En 2014 un crítico exquisito me dijo que Whiplash era una película muy mala porque no se apegaba a ciertas realidades del jazz. Vista así, La La Land (obra del mismo director) debe ser malísima. No estoy de acuerdo. Es absurdo juzgar una película porque no cuenta la verdadera historia del jazz. Tanto como creer que Amadeus debe informarnos la verdadera vida de Mozart.

Lo interesante en La La Land es que Chazelle se revela como un magnífico director en la tradición del cine musical. Para sostener esta afirmación basta juzgarlo por sus valores fílmicos: la edición y las actuaciones están en su lugar; la dirección de arte fluctúa entre Roy Lichtenstein cuando entramos en ella y Edward Hopper cuando entramos en él. Porque entramos. La gracia de Chazelle consiste en hacernos creer que podemos conocer la sensibilidad de estos personajes ficticios, de modo que la mímesis no está en la historia, sino en la recreación de un mundo interior. La trama solo es esto: un músico conoce a una actriz. Se enamoran, pero cuando profesionalmente ambos consiguen lo que desean, descubren que amarse no es suficiente para estar juntos. ¿Dos horas de esto? Suena macabro. Lo importante es que la ficción (y el arte) no están en la historia sino en el tema. Por eso los números musicales no avanzan la trama (un error según los manuales) y sin embargo profundizan en el tema. Puede que a veces la cosa resulte un poco melosa. Tanto como Hopper y Lichtenstein pueden serlo.
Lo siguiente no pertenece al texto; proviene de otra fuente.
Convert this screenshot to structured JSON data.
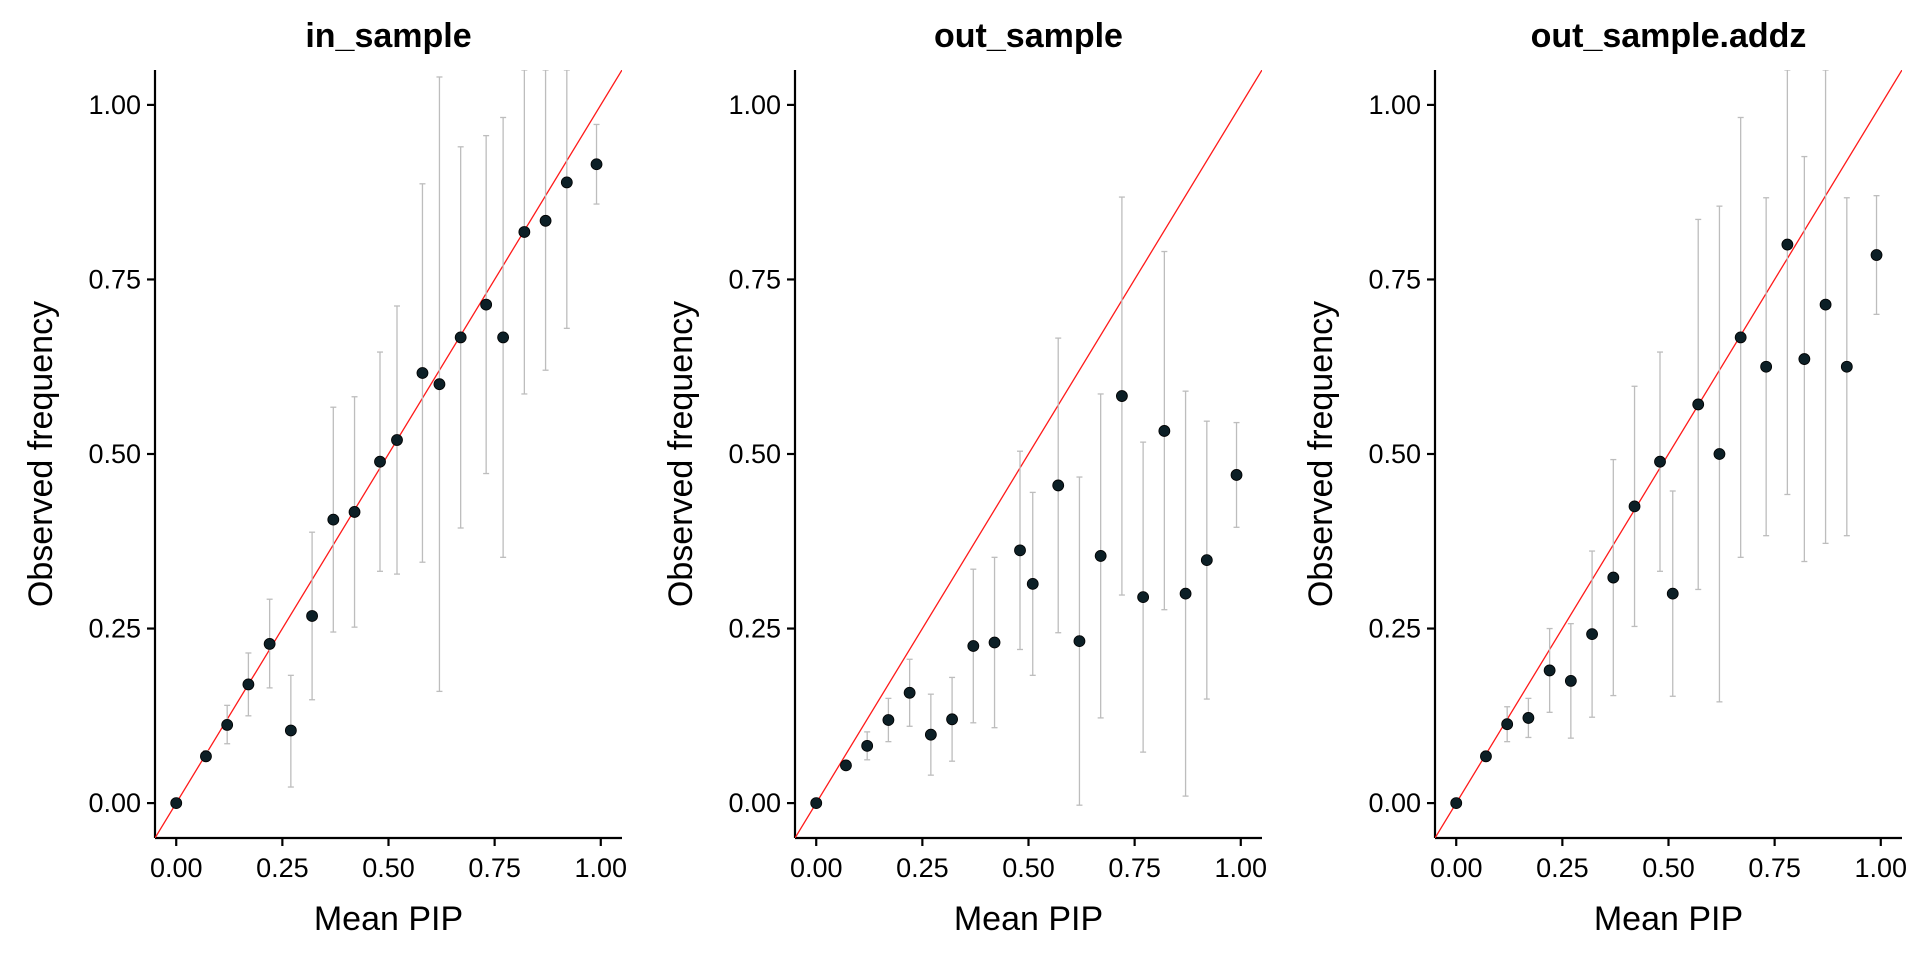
{
  "chart_data": [
    {
      "type": "scatter",
      "title": "in_sample",
      "xlabel": "Mean PIP",
      "ylabel": "Observed frequency",
      "xlim": [
        -0.05,
        1.05
      ],
      "ylim": [
        -0.05,
        1.05
      ],
      "xticks": [
        "0.00",
        "0.25",
        "0.50",
        "0.75",
        "1.00"
      ],
      "yticks": [
        "0.00",
        "0.25",
        "0.50",
        "0.75",
        "1.00"
      ],
      "reference_line": "y = x",
      "reference_color": "#ff1a1a",
      "points": [
        {
          "x": 0.0,
          "y": 0.0,
          "lo": 0.0,
          "hi": 0.0
        },
        {
          "x": 0.07,
          "y": 0.067,
          "lo": 0.06,
          "hi": 0.075
        },
        {
          "x": 0.12,
          "y": 0.112,
          "lo": 0.085,
          "hi": 0.14
        },
        {
          "x": 0.17,
          "y": 0.17,
          "lo": 0.125,
          "hi": 0.215
        },
        {
          "x": 0.22,
          "y": 0.228,
          "lo": 0.165,
          "hi": 0.292
        },
        {
          "x": 0.27,
          "y": 0.104,
          "lo": 0.023,
          "hi": 0.183
        },
        {
          "x": 0.32,
          "y": 0.268,
          "lo": 0.148,
          "hi": 0.388
        },
        {
          "x": 0.37,
          "y": 0.406,
          "lo": 0.245,
          "hi": 0.567
        },
        {
          "x": 0.42,
          "y": 0.417,
          "lo": 0.252,
          "hi": 0.582
        },
        {
          "x": 0.48,
          "y": 0.489,
          "lo": 0.332,
          "hi": 0.646
        },
        {
          "x": 0.52,
          "y": 0.52,
          "lo": 0.328,
          "hi": 0.712
        },
        {
          "x": 0.58,
          "y": 0.616,
          "lo": 0.345,
          "hi": 0.887
        },
        {
          "x": 0.62,
          "y": 0.6,
          "lo": 0.16,
          "hi": 1.04
        },
        {
          "x": 0.67,
          "y": 0.667,
          "lo": 0.394,
          "hi": 0.94
        },
        {
          "x": 0.73,
          "y": 0.714,
          "lo": 0.472,
          "hi": 0.956
        },
        {
          "x": 0.77,
          "y": 0.667,
          "lo": 0.352,
          "hi": 0.982
        },
        {
          "x": 0.82,
          "y": 0.818,
          "lo": 0.586,
          "hi": 1.05
        },
        {
          "x": 0.87,
          "y": 0.834,
          "lo": 0.62,
          "hi": 1.05
        },
        {
          "x": 0.92,
          "y": 0.889,
          "lo": 0.68,
          "hi": 1.05
        },
        {
          "x": 0.99,
          "y": 0.915,
          "lo": 0.858,
          "hi": 0.972
        }
      ]
    },
    {
      "type": "scatter",
      "title": "out_sample",
      "xlabel": "Mean PIP",
      "ylabel": "Observed frequency",
      "xlim": [
        -0.05,
        1.05
      ],
      "ylim": [
        -0.05,
        1.05
      ],
      "xticks": [
        "0.00",
        "0.25",
        "0.50",
        "0.75",
        "1.00"
      ],
      "yticks": [
        "0.00",
        "0.25",
        "0.50",
        "0.75",
        "1.00"
      ],
      "reference_line": "y = x",
      "reference_color": "#ff1a1a",
      "points": [
        {
          "x": 0.0,
          "y": 0.0,
          "lo": 0.0,
          "hi": 0.0
        },
        {
          "x": 0.07,
          "y": 0.054,
          "lo": 0.048,
          "hi": 0.06
        },
        {
          "x": 0.12,
          "y": 0.082,
          "lo": 0.062,
          "hi": 0.102
        },
        {
          "x": 0.17,
          "y": 0.119,
          "lo": 0.088,
          "hi": 0.15
        },
        {
          "x": 0.22,
          "y": 0.158,
          "lo": 0.11,
          "hi": 0.206
        },
        {
          "x": 0.27,
          "y": 0.098,
          "lo": 0.04,
          "hi": 0.156
        },
        {
          "x": 0.32,
          "y": 0.12,
          "lo": 0.06,
          "hi": 0.18
        },
        {
          "x": 0.37,
          "y": 0.225,
          "lo": 0.115,
          "hi": 0.335
        },
        {
          "x": 0.42,
          "y": 0.23,
          "lo": 0.108,
          "hi": 0.352
        },
        {
          "x": 0.48,
          "y": 0.362,
          "lo": 0.22,
          "hi": 0.504
        },
        {
          "x": 0.51,
          "y": 0.314,
          "lo": 0.183,
          "hi": 0.445
        },
        {
          "x": 0.57,
          "y": 0.455,
          "lo": 0.244,
          "hi": 0.666
        },
        {
          "x": 0.62,
          "y": 0.232,
          "lo": -0.003,
          "hi": 0.467
        },
        {
          "x": 0.67,
          "y": 0.354,
          "lo": 0.122,
          "hi": 0.586
        },
        {
          "x": 0.72,
          "y": 0.583,
          "lo": 0.298,
          "hi": 0.868
        },
        {
          "x": 0.77,
          "y": 0.295,
          "lo": 0.073,
          "hi": 0.517
        },
        {
          "x": 0.82,
          "y": 0.533,
          "lo": 0.277,
          "hi": 0.79
        },
        {
          "x": 0.87,
          "y": 0.3,
          "lo": 0.01,
          "hi": 0.59
        },
        {
          "x": 0.92,
          "y": 0.348,
          "lo": 0.149,
          "hi": 0.547
        },
        {
          "x": 0.99,
          "y": 0.47,
          "lo": 0.395,
          "hi": 0.545
        }
      ]
    },
    {
      "type": "scatter",
      "title": "out_sample.addz",
      "xlabel": "Mean PIP",
      "ylabel": "Observed frequency",
      "xlim": [
        -0.05,
        1.05
      ],
      "ylim": [
        -0.05,
        1.05
      ],
      "xticks": [
        "0.00",
        "0.25",
        "0.50",
        "0.75",
        "1.00"
      ],
      "yticks": [
        "0.00",
        "0.25",
        "0.50",
        "0.75",
        "1.00"
      ],
      "reference_line": "y = x",
      "reference_color": "#ff1a1a",
      "points": [
        {
          "x": 0.0,
          "y": 0.0,
          "lo": 0.0,
          "hi": 0.0
        },
        {
          "x": 0.07,
          "y": 0.067,
          "lo": 0.06,
          "hi": 0.074
        },
        {
          "x": 0.12,
          "y": 0.113,
          "lo": 0.088,
          "hi": 0.138
        },
        {
          "x": 0.17,
          "y": 0.122,
          "lo": 0.094,
          "hi": 0.15
        },
        {
          "x": 0.22,
          "y": 0.19,
          "lo": 0.13,
          "hi": 0.25
        },
        {
          "x": 0.27,
          "y": 0.175,
          "lo": 0.093,
          "hi": 0.257
        },
        {
          "x": 0.32,
          "y": 0.242,
          "lo": 0.123,
          "hi": 0.361
        },
        {
          "x": 0.37,
          "y": 0.323,
          "lo": 0.154,
          "hi": 0.492
        },
        {
          "x": 0.42,
          "y": 0.425,
          "lo": 0.253,
          "hi": 0.597
        },
        {
          "x": 0.48,
          "y": 0.489,
          "lo": 0.332,
          "hi": 0.646
        },
        {
          "x": 0.51,
          "y": 0.3,
          "lo": 0.153,
          "hi": 0.447
        },
        {
          "x": 0.57,
          "y": 0.571,
          "lo": 0.306,
          "hi": 0.836
        },
        {
          "x": 0.62,
          "y": 0.5,
          "lo": 0.145,
          "hi": 0.855
        },
        {
          "x": 0.67,
          "y": 0.667,
          "lo": 0.352,
          "hi": 0.982
        },
        {
          "x": 0.73,
          "y": 0.625,
          "lo": 0.383,
          "hi": 0.867
        },
        {
          "x": 0.78,
          "y": 0.8,
          "lo": 0.442,
          "hi": 1.05
        },
        {
          "x": 0.82,
          "y": 0.636,
          "lo": 0.346,
          "hi": 0.926
        },
        {
          "x": 0.87,
          "y": 0.714,
          "lo": 0.372,
          "hi": 1.05
        },
        {
          "x": 0.92,
          "y": 0.625,
          "lo": 0.383,
          "hi": 0.867
        },
        {
          "x": 0.99,
          "y": 0.785,
          "lo": 0.7,
          "hi": 0.87
        }
      ]
    }
  ]
}
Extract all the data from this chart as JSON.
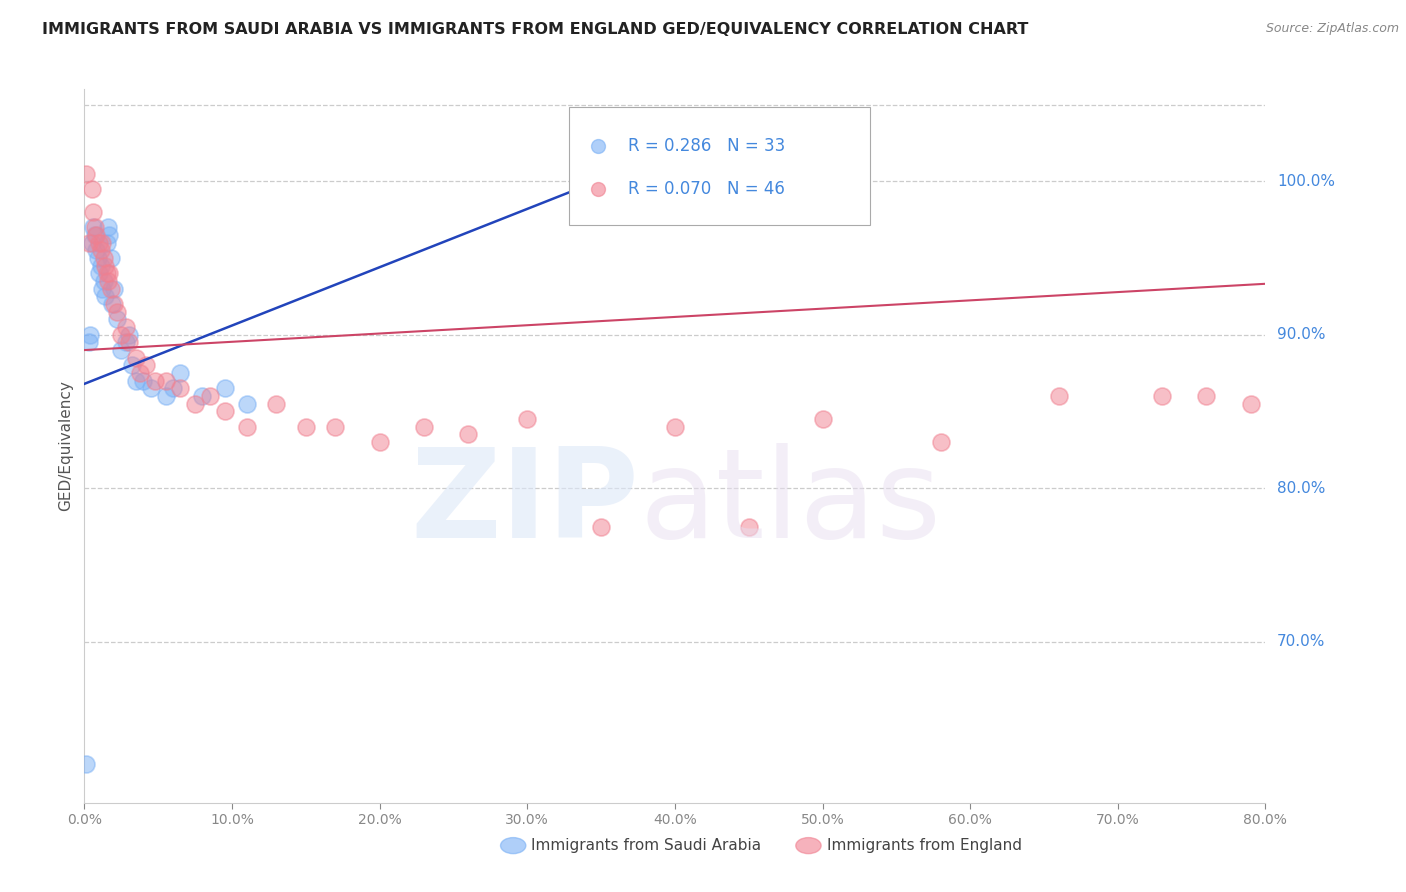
{
  "title": "IMMIGRANTS FROM SAUDI ARABIA VS IMMIGRANTS FROM ENGLAND GED/EQUIVALENCY CORRELATION CHART",
  "source": "Source: ZipAtlas.com",
  "ylabel": "GED/Equivalency",
  "right_yticks": [
    1.0,
    0.9,
    0.8,
    0.7
  ],
  "right_yticklabels": [
    "100.0%",
    "90.0%",
    "80.0%",
    "70.0%"
  ],
  "saudi_color": "#7ab0f5",
  "england_color": "#f08090",
  "trend_saudi_color": "#2244bb",
  "trend_england_color": "#cc4466",
  "xmin": 0.0,
  "xmax": 0.8,
  "ymin": 0.595,
  "ymax": 1.06,
  "saudi_x": [
    0.001,
    0.003,
    0.004,
    0.005,
    0.006,
    0.007,
    0.008,
    0.009,
    0.01,
    0.011,
    0.012,
    0.013,
    0.014,
    0.015,
    0.016,
    0.017,
    0.018,
    0.019,
    0.02,
    0.022,
    0.025,
    0.028,
    0.03,
    0.032,
    0.035,
    0.04,
    0.045,
    0.055,
    0.06,
    0.065,
    0.08,
    0.095,
    0.11
  ],
  "saudi_y": [
    0.62,
    0.895,
    0.9,
    0.96,
    0.97,
    0.965,
    0.955,
    0.95,
    0.94,
    0.945,
    0.93,
    0.935,
    0.925,
    0.96,
    0.97,
    0.965,
    0.95,
    0.92,
    0.93,
    0.91,
    0.89,
    0.895,
    0.9,
    0.88,
    0.87,
    0.87,
    0.865,
    0.86,
    0.865,
    0.875,
    0.86,
    0.865,
    0.855
  ],
  "england_x": [
    0.001,
    0.003,
    0.005,
    0.006,
    0.007,
    0.008,
    0.01,
    0.011,
    0.012,
    0.013,
    0.014,
    0.015,
    0.016,
    0.017,
    0.018,
    0.02,
    0.022,
    0.025,
    0.028,
    0.03,
    0.035,
    0.038,
    0.042,
    0.048,
    0.055,
    0.065,
    0.075,
    0.085,
    0.095,
    0.11,
    0.13,
    0.15,
    0.17,
    0.2,
    0.23,
    0.26,
    0.3,
    0.35,
    0.4,
    0.45,
    0.5,
    0.58,
    0.66,
    0.73,
    0.76,
    0.79
  ],
  "england_y": [
    1.005,
    0.96,
    0.995,
    0.98,
    0.97,
    0.965,
    0.96,
    0.955,
    0.96,
    0.95,
    0.945,
    0.94,
    0.935,
    0.94,
    0.93,
    0.92,
    0.915,
    0.9,
    0.905,
    0.895,
    0.885,
    0.875,
    0.88,
    0.87,
    0.87,
    0.865,
    0.855,
    0.86,
    0.85,
    0.84,
    0.855,
    0.84,
    0.84,
    0.83,
    0.84,
    0.835,
    0.845,
    0.775,
    0.84,
    0.775,
    0.845,
    0.83,
    0.86,
    0.86,
    0.86,
    0.855
  ],
  "legend_r1": "0.286",
  "legend_n1": "33",
  "legend_r2": "0.070",
  "legend_n2": "46"
}
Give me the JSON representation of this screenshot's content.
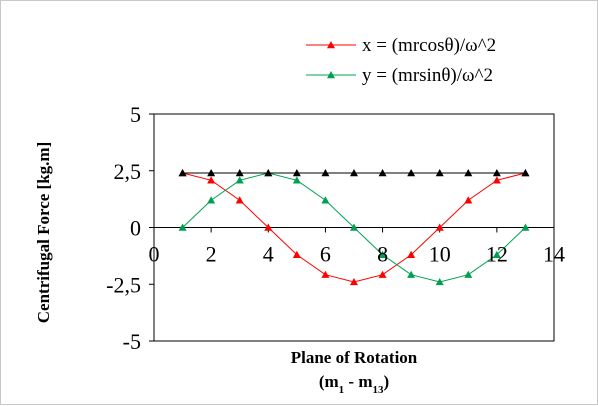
{
  "chart_data": {
    "type": "line",
    "title": "",
    "xlabel": "Plane of Rotation",
    "xlabel_line2": "(m1 - m13)",
    "ylabel": "Centrifugal Force [kg.m]",
    "xlim": [
      0,
      14
    ],
    "ylim": [
      -5,
      5
    ],
    "x_ticks": [
      "0",
      "2",
      "4",
      "6",
      "8",
      "10",
      "12",
      "14"
    ],
    "y_ticks": [
      "5",
      "2,5",
      "0",
      "-2,5",
      "-5"
    ],
    "grid": false,
    "legend_position": "top-right",
    "series": [
      {
        "name": "x = (mrcosθ)/ω^2",
        "color": "#ff0000",
        "marker": "triangle",
        "x": [
          1,
          2,
          3,
          4,
          5,
          6,
          7,
          8,
          9,
          10,
          11,
          12,
          13
        ],
        "y": [
          2.4,
          2.08,
          1.2,
          0,
          -1.2,
          -2.08,
          -2.4,
          -2.08,
          -1.2,
          0,
          1.2,
          2.08,
          2.4
        ]
      },
      {
        "name": "y = (mrsinθ)/ω^2",
        "color": "#00a050",
        "marker": "triangle",
        "x": [
          1,
          2,
          3,
          4,
          5,
          6,
          7,
          8,
          9,
          10,
          11,
          12,
          13
        ],
        "y": [
          0,
          1.2,
          2.08,
          2.4,
          2.08,
          1.2,
          0,
          -1.2,
          -2.08,
          -2.4,
          -2.08,
          -1.2,
          0
        ]
      },
      {
        "color": "#000000",
        "marker": "triangle",
        "x": [
          1,
          2,
          3,
          4,
          5,
          6,
          7,
          8,
          9,
          10,
          11,
          12,
          13
        ],
        "y": [
          2.4,
          2.4,
          2.4,
          2.4,
          2.4,
          2.4,
          2.4,
          2.4,
          2.4,
          2.4,
          2.4,
          2.4,
          2.4
        ]
      }
    ]
  }
}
Además, en La La Land y en Whiplash lo más importante es la coda. En música clásica, durante la coda el concertista hace varios puentes para llevar a la orquesta hacia el final. No se trata de un recurso narrativo (después de todo es un concepto musical); se trata de volver al público al lugar en el que estaba cuando inició el concierto. Siguiendo la analogía: ¿cuál es aquí la tonalidad? El tema, que no es lo mismo que la historia: una chica que ha tenido un pésimo día entra de noche a un bar en el que se enamora del pianista no porque sea guapo sino porque lo que interpreta la hace llorar. La última secuencia de La La Land tiene fuerza no porque resuma una historia mil veces contada sino por emular el espíritu de las codas en la música orquestal.

La La Land: una historia de amor (La La Land). Dirección: Damien Chazelle. Guión: Damien Chazelle. Con Ryan Gosling, Emma Stone, J. K. Simmons, Rosemarie De Witt. Estados Unidos, 2016.